A review by darklydivine
Strange the Dreamer by Laini Taylor

emotional mysterious sad fast-paced
  • Plot- or character-driven? Character
  • Strong character development? Yes
  • Loveable characters? Yes
  • Diverse cast of characters? Yes
  • Flaws of characters a main focus? No

4.0

Fucking experience this was. It's been on my tbr for a long time now when I read the first four sentences and got hooked.

It's a good read. The world is familiar but different. There's demigods and dreamy librarians. Lazlo, my baby. And Sarai, my darling. They better get a decent ending, I have a feeling that they will, can't imagine anything else. For Minya, the only end I can see is death or a loss of power. I don't see redemption in her arc.

Brutal ending. Saw it coming and that somehow made it worse. A thing that I really loved about this book was that I kept trying to find out what happens. It's unexpected really when you're in the middle. But the closer you get to the ending the clearer it becomes and it's kind of surreal but it was brutal and I love it.

I want to see Wraith in the next book, and learn more about the gods and angels, maybe even meet some though I doubt that's gonna happen. 
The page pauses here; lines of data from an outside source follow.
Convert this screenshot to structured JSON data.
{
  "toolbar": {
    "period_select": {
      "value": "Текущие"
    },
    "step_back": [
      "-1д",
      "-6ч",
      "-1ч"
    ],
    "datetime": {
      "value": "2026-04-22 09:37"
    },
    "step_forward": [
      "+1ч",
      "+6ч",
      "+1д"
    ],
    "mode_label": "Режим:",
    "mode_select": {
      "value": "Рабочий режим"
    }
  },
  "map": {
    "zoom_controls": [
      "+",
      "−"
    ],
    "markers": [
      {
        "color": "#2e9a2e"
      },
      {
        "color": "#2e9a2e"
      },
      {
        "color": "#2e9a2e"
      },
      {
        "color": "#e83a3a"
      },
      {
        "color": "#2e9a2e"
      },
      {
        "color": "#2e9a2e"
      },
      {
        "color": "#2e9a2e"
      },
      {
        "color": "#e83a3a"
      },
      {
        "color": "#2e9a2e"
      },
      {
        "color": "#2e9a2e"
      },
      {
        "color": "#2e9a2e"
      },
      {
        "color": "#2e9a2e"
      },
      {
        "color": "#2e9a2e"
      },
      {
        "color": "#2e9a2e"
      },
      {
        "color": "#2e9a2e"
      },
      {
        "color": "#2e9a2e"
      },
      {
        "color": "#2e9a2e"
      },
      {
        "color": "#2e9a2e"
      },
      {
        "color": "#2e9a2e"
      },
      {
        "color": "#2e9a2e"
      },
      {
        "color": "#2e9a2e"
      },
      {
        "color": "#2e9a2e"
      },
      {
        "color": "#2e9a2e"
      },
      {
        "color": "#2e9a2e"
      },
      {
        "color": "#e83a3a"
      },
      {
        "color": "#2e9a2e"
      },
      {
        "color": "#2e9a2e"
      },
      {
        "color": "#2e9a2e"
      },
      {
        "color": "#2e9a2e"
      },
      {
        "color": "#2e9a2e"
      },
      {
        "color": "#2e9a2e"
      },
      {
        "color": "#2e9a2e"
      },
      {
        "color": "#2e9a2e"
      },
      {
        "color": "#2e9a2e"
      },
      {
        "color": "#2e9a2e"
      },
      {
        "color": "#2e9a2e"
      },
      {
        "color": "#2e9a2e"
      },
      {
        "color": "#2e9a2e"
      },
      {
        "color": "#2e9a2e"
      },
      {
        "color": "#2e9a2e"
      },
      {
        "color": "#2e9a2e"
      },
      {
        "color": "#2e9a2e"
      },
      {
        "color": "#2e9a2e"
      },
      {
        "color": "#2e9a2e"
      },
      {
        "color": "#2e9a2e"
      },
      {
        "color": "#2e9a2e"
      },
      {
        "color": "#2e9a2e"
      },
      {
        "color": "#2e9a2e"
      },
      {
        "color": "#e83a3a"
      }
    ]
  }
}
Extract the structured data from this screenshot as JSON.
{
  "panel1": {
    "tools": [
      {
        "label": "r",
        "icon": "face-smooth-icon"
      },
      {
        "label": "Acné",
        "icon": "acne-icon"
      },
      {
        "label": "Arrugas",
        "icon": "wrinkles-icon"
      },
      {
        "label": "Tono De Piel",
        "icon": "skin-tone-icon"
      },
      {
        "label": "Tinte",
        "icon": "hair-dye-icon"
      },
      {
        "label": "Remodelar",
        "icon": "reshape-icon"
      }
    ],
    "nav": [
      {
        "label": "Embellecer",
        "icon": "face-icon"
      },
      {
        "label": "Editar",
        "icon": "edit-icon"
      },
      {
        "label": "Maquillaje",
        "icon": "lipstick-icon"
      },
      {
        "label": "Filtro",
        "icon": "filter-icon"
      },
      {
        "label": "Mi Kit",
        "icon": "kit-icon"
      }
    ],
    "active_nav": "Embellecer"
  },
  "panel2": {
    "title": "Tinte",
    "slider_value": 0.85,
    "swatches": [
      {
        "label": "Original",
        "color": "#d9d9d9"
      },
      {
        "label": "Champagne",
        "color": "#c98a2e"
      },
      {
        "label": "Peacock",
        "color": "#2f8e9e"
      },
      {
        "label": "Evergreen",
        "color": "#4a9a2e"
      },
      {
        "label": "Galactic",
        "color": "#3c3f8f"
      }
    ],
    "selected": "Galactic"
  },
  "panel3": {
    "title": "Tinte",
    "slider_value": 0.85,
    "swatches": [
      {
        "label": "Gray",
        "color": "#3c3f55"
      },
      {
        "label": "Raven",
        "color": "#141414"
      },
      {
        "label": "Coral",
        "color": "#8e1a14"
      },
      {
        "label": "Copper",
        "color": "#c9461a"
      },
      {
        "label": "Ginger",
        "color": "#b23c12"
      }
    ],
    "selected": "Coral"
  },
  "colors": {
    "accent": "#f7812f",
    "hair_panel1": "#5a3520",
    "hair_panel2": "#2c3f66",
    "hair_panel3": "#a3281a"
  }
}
This book gets a four star rating because while it held up to the expectations I had from the prologue, there was a certain lack of pristine finishing in the story. Whether it was worldbuiling and characters, I don't know but there's something there that kept me aware of the fact that it wasn't actuality. That this was fiction that I was reading. That these characters weren't actual people. And that's not a good look, especially not for a fantasy book. It was almost as if the characters were perfect, almost. Like Lazlo was dreamy and mystical and lost in his mind and kind and hardworking. And then later he's powerful, oh so powerful and stricken with grief and pleading. It's all too perfect for some reason. Like these characters behave like characters and not people. I do not know whether this is due to the author's fault or something else but it leaves a space between all the other emotion this book invokes. For the presence of that void, it gets a four star rating. 

Otherwise this was a good read, not a book I immediately feel like picking up again and reading, like with Death of Vivek Oji, but it's good and that's enough.